At the Tanteidan Origami Convention in Tokyo last year, Math Department Head Joshua Seamon had the rare opportunity to take a lesson from Satoshi Kamiya, a world-renowned master. For two hours, Satoshi taught Josh how to fold a bewilderingly complex dragon head, though neither man spoke the other’s language. They communicated using only hand-drawn sketches and Satoshi’s focused instruction. For Josh, an origami devotee who uses the art in his classes to demonstrate mathematical principles, the process underscored one of his beliefs about teaching. “We know that the best learning environment we can create is one where we act as facilitators, setting up our students for success and getting out of the way,” he explains. “Satoshi’s classroom drove that home.
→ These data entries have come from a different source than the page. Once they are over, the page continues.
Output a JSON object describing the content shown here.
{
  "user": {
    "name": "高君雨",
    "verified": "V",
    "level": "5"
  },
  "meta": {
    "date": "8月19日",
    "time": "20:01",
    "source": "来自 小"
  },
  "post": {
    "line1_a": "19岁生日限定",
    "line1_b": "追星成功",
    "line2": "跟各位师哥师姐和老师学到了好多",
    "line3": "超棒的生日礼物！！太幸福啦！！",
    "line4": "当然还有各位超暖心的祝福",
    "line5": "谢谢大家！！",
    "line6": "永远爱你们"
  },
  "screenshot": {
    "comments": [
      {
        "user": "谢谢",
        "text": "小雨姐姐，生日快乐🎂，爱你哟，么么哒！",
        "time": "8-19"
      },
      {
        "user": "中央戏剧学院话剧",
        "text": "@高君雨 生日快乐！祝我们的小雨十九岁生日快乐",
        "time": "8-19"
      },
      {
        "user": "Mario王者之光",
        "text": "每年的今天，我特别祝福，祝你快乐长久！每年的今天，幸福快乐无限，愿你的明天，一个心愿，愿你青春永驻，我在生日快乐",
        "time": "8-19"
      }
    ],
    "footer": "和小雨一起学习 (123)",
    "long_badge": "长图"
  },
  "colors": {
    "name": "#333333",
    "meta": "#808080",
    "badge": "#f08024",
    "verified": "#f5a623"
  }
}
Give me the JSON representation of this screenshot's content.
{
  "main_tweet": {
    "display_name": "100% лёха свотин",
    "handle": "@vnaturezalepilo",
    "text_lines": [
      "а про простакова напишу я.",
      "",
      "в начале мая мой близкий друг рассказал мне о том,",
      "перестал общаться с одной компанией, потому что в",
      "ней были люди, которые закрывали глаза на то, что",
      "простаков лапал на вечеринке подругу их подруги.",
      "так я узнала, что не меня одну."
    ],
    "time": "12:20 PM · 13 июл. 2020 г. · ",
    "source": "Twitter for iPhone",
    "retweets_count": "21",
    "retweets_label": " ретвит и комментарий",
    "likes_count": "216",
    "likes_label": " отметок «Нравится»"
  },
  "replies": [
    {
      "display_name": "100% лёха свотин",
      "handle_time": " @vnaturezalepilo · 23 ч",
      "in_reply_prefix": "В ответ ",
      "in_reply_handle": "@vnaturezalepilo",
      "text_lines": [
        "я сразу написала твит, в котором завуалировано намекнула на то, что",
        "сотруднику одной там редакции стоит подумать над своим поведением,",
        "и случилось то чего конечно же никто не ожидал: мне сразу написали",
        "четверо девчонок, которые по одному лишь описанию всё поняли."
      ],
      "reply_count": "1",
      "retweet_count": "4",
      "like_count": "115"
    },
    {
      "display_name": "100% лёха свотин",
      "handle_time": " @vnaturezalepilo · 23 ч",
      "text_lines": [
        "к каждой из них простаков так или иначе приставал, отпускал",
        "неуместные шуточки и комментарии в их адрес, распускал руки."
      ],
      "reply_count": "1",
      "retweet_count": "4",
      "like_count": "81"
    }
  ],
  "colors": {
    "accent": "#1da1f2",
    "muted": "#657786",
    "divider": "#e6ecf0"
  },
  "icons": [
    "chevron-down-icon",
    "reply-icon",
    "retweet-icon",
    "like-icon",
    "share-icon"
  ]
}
You don’t need to say much—
or anything at all—as long as you choose what you do say and how you do direct your class in the most helpful ways possible.”

Williston’s professional development program funded Josh’s trip to Japan, and Josh says the experience continues to inform his classroom work. “I use origami at the end of my Multivariable Calculus class to continue our exploration of surfaces and volumes,” he explains. “My students walk away from my class with a much better handle on working with paper in three dimensions, thanks to my time with Satoshi.”

Josh came to Williston in 2013 from St. Johnsbury Academy, in Vermont. But he was already well-acquainted with the Pioneer Valley. Raised in Amherst, he was a member of the high school’s national champion Ultimate Frisbee team in 1998, and his passion for the sport, like origami, continues to guide his life. In addition to coaching at Williston, he serves on the board of directors for USA Ultimate, the sport’s governing body, and runs coaching development at Camp Ultimate Peace, a summer camp in Israel that brings Israeli and Palestinian teens together through the sport.

Using origami to teach math. Using Ultimate to promote inter-cultural understanding. Both reflect Josh’s teaching philosophy: “Show students cool things and get out of the way!” Williston’s professional development program helps Josh do just that. “I live the phrase, ‘You don’t know what you don’t know,’ which pushes me to stay challenged, put myself into uncomfortable situations, and to travel. Constantly learning about all of the awesome in this world is deeply inspiring.”